大概是朋友母親疑似住院的傳聞太突然,譚又明心里不舒服,跟關可芝扯了會兒有的沒的才掛。
譚又明向沈宗年傳達太后懿旨:“初九回家吃飯。”
“關總說開春過完老爺子的大壽,joey的訂婚宴也跟著辦了,喜上加喜。”
譚又明對小妹的婚事很上心:“你讓鐘曼青提前把時間空出來。”
沈宗年不知道是不是在聽,看著前方路況。
譚又明不需要他的回應,自顧自地說:“賀禮要提前備。”他提議了幾個很拿得出手的選項,尤怕委屈譚祖怡。
雖然是政商聯姻,但兄長對妹妹的祝福和呵護都是真心。
“還有,關女士給我們倆都訂了新衣服,讓回家試。”
什么意思不言而喻,譚家女兒的訂婚宴不會只是單純的訂婚宴,更是各家家長相互介紹小輩結交和培養感情的絕佳契機。
沈宗年打了把方向盤,譚家的速度比他想象中的還快。
“你又裝什么啞巴。” 譚又明越過他拿煙,今天本來就煩,謝振霖的事多少叫人不好受。
“別擋視線,”沈宗年撥開他,言簡意賅,“中旬要飛鹿特丹見菲利佩,我讓鐘曼青把這一個月的拍賣會圖錄發給你,你來選。”
譚又明以為只是鑒心海外分部的事情,菲利佩家族一直是鑒心海外市場的首級客戶,續約定在年后,他想了想:“也沒有這么急吧,小公主的人生大事,兩個哥哥都不在也太不像話。”
“見菲利佩用不著兩個人,賀禮到時候你一起送。” 除了鑒心的續約,還有寰途的能源協議,沈宗年想借機把考察工作一起做了。
譚又明微愣,第一反應竟然都不是趕不上小妹的訂婚宴,他把煙點燃,問:“什么意思?”
沈宗年踩了腳油門,定棺拍板:“我去見菲利佩,你去參加訂婚宴。”
譚又明靜了靜,拿煙的手擱在車窗邊,平聲說:“那我參加完訂婚宴再飛過去。”
沈宗年說:“要去三個月。”
“為什么?”
沈宗年也不算撒謊:“還有能源項目的事。”
譚又明想了想,說:“那我把平海下半年跟他們的項目考察往前挪,順便一起辦了,這個好統籌,我來回飛,問題不大。”

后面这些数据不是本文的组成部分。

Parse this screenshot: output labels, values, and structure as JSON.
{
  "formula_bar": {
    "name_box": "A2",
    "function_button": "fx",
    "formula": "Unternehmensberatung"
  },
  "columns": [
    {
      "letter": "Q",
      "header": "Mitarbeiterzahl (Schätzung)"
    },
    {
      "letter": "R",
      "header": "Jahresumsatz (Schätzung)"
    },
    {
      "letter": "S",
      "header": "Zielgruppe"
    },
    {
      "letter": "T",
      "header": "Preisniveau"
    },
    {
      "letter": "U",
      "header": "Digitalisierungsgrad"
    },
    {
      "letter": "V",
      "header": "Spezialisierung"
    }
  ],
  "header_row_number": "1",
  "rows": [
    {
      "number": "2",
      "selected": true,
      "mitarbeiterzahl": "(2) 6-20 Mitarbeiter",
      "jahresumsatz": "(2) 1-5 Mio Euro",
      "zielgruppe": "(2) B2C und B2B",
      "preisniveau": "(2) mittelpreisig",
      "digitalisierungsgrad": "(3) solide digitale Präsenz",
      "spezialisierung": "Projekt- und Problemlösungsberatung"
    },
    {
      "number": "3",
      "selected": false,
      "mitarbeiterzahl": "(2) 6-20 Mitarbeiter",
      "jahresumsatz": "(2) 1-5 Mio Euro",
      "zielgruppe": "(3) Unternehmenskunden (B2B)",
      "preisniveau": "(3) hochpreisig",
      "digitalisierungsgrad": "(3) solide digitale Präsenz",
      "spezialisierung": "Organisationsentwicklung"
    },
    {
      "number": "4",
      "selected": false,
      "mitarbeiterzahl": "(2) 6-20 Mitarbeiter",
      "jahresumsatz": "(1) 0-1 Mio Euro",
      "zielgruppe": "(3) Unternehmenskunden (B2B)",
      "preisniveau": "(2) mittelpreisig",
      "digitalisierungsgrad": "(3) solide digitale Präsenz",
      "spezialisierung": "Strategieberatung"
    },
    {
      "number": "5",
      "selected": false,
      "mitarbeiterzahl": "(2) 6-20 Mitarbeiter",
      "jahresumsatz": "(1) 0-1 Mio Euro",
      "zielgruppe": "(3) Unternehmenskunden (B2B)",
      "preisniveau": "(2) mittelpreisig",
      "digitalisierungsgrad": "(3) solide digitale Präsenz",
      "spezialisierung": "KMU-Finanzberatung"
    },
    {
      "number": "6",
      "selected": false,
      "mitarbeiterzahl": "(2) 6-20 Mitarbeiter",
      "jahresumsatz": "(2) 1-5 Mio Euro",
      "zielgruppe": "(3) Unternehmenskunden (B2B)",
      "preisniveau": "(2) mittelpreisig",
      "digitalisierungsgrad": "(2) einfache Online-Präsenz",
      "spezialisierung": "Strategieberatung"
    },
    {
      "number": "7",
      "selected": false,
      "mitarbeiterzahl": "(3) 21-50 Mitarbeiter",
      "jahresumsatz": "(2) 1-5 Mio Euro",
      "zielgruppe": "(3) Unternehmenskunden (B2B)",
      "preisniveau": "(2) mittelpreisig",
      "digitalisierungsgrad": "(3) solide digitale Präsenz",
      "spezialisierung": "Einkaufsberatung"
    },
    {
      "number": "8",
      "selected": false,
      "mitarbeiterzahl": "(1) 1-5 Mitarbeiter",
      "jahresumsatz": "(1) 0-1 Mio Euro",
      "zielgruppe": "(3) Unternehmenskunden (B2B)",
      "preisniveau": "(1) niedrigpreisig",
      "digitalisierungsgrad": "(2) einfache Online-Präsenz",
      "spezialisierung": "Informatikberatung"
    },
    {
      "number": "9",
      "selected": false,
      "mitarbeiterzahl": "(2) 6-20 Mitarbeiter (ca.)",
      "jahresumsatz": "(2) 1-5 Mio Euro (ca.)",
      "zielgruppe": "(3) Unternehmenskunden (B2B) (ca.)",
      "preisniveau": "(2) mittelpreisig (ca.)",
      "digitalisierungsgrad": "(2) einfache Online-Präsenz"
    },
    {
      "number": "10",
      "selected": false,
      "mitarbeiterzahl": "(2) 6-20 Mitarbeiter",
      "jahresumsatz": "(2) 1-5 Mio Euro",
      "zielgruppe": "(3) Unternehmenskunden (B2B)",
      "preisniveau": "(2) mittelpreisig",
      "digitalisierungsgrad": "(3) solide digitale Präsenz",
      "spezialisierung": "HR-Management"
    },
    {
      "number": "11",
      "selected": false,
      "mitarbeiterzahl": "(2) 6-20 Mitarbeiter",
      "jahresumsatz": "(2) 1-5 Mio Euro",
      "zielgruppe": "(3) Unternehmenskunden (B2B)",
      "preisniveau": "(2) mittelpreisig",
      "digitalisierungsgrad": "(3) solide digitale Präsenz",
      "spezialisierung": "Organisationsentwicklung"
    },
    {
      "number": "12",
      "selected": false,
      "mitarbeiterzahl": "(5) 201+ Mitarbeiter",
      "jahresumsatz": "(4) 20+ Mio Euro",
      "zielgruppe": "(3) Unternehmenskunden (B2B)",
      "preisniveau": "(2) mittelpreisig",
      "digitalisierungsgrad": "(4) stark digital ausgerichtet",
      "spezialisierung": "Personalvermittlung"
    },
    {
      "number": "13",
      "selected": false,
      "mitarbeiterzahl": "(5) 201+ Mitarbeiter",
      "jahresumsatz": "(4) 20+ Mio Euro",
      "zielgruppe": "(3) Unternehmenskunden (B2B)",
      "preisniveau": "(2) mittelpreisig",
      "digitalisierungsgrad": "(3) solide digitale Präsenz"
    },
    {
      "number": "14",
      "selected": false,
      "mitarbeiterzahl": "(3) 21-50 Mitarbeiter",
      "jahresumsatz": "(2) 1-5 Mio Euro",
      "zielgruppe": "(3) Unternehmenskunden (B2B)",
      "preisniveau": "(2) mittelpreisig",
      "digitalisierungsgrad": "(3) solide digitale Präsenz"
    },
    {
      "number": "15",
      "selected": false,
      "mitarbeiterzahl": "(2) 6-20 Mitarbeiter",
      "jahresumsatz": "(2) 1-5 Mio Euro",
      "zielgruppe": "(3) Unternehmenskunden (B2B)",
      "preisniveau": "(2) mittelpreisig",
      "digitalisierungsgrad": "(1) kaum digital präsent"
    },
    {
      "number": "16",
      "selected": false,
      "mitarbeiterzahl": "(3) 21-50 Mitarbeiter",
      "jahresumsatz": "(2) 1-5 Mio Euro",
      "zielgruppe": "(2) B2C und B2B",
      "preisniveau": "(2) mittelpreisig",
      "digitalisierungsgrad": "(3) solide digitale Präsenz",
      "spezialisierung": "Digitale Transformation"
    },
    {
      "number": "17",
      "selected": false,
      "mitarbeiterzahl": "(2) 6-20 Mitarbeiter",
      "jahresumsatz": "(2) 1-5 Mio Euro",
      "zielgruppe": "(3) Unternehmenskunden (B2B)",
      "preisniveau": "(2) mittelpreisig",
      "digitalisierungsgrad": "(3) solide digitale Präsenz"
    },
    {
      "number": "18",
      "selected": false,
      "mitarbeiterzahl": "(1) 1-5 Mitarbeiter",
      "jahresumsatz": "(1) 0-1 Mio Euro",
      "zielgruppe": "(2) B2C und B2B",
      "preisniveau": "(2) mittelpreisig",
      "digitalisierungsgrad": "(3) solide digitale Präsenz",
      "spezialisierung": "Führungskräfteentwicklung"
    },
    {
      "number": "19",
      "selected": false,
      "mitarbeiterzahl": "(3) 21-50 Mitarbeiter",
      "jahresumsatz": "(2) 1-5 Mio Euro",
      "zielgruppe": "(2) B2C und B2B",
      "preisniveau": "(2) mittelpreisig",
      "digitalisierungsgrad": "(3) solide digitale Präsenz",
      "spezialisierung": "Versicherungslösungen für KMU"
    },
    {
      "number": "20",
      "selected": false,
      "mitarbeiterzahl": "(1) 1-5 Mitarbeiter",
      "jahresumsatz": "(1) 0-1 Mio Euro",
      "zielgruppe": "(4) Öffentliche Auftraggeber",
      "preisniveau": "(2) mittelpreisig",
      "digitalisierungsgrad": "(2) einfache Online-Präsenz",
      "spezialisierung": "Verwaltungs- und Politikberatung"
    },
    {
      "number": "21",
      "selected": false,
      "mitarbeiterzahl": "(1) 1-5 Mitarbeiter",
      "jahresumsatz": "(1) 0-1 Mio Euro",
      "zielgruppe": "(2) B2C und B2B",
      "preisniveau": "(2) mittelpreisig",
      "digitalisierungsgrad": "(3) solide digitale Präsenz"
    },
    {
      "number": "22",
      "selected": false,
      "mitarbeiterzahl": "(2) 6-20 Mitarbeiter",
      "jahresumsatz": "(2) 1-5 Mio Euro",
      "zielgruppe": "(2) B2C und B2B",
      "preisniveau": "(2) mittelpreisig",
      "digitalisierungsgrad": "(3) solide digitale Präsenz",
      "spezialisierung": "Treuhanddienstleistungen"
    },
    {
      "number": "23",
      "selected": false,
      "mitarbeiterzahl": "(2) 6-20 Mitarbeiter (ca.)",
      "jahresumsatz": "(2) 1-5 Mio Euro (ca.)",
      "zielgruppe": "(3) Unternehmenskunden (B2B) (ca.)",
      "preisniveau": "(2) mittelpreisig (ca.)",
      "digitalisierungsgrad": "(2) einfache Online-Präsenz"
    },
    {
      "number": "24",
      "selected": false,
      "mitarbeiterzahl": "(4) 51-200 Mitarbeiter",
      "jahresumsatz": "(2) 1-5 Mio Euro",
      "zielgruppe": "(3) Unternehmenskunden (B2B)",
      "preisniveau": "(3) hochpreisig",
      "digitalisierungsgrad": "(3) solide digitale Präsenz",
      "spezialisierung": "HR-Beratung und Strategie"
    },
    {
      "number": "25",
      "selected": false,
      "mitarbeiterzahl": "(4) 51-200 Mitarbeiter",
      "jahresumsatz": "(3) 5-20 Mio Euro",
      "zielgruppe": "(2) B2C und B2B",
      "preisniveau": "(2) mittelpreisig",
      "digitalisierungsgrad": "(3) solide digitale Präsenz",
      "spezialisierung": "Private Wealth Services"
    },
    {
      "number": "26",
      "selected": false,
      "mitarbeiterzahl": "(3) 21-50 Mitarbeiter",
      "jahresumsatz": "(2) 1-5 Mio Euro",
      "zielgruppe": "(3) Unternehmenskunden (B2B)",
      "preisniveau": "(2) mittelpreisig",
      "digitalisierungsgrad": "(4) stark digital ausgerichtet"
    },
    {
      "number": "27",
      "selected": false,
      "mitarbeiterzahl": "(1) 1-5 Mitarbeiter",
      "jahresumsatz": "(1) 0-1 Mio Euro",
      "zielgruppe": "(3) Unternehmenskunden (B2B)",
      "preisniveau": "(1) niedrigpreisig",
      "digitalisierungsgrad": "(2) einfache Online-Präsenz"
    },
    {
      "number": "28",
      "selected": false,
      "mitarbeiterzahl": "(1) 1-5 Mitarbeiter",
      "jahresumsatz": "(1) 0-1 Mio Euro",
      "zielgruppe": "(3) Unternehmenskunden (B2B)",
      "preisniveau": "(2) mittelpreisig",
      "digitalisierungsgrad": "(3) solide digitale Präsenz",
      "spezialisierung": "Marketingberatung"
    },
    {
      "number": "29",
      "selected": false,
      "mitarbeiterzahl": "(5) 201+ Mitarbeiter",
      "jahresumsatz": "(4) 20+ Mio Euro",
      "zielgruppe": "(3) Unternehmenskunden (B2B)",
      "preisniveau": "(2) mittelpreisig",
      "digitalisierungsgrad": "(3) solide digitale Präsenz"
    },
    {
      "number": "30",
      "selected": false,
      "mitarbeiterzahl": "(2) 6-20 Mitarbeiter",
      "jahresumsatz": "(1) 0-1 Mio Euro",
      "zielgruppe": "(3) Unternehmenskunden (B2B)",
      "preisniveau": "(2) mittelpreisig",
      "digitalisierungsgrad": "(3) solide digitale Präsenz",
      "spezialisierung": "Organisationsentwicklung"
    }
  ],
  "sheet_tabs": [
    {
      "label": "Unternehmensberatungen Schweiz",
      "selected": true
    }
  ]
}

沈宗年握緊方向盤,大抵知道如果這一次也不開這個口,就永遠沒有走出這一步的可能,他靜了片刻,提醒對方:“譚又明,三個月,不是三天。”
譚又明聽出來了,憋了一晚上的好脾氣終于露出了一點刺,反唇相譏:“趙聲閣去了三年洛杉磯,也沒見明隆倒閉啊。”
譚又明并不在意沈宗年的冷酷、專斷、說一不二,他萬事好商量,只這一條是底線不可碰。
此時的沈宗年尚不知道這其實是譚又明輕微的分離焦慮癥作祟,因十五歲時他的突然消失應激而留下,年少斷崖式分離的傷疤其實從未愈合。
這不過是他無數次失敗的戒斷嘗試中最尋常的一次。
而譚又明本人,也要直到未來沈宗年真正離開他身邊的某一天,才恍然意識到,原來平時他要求對方時時發定位的原因早有端倪。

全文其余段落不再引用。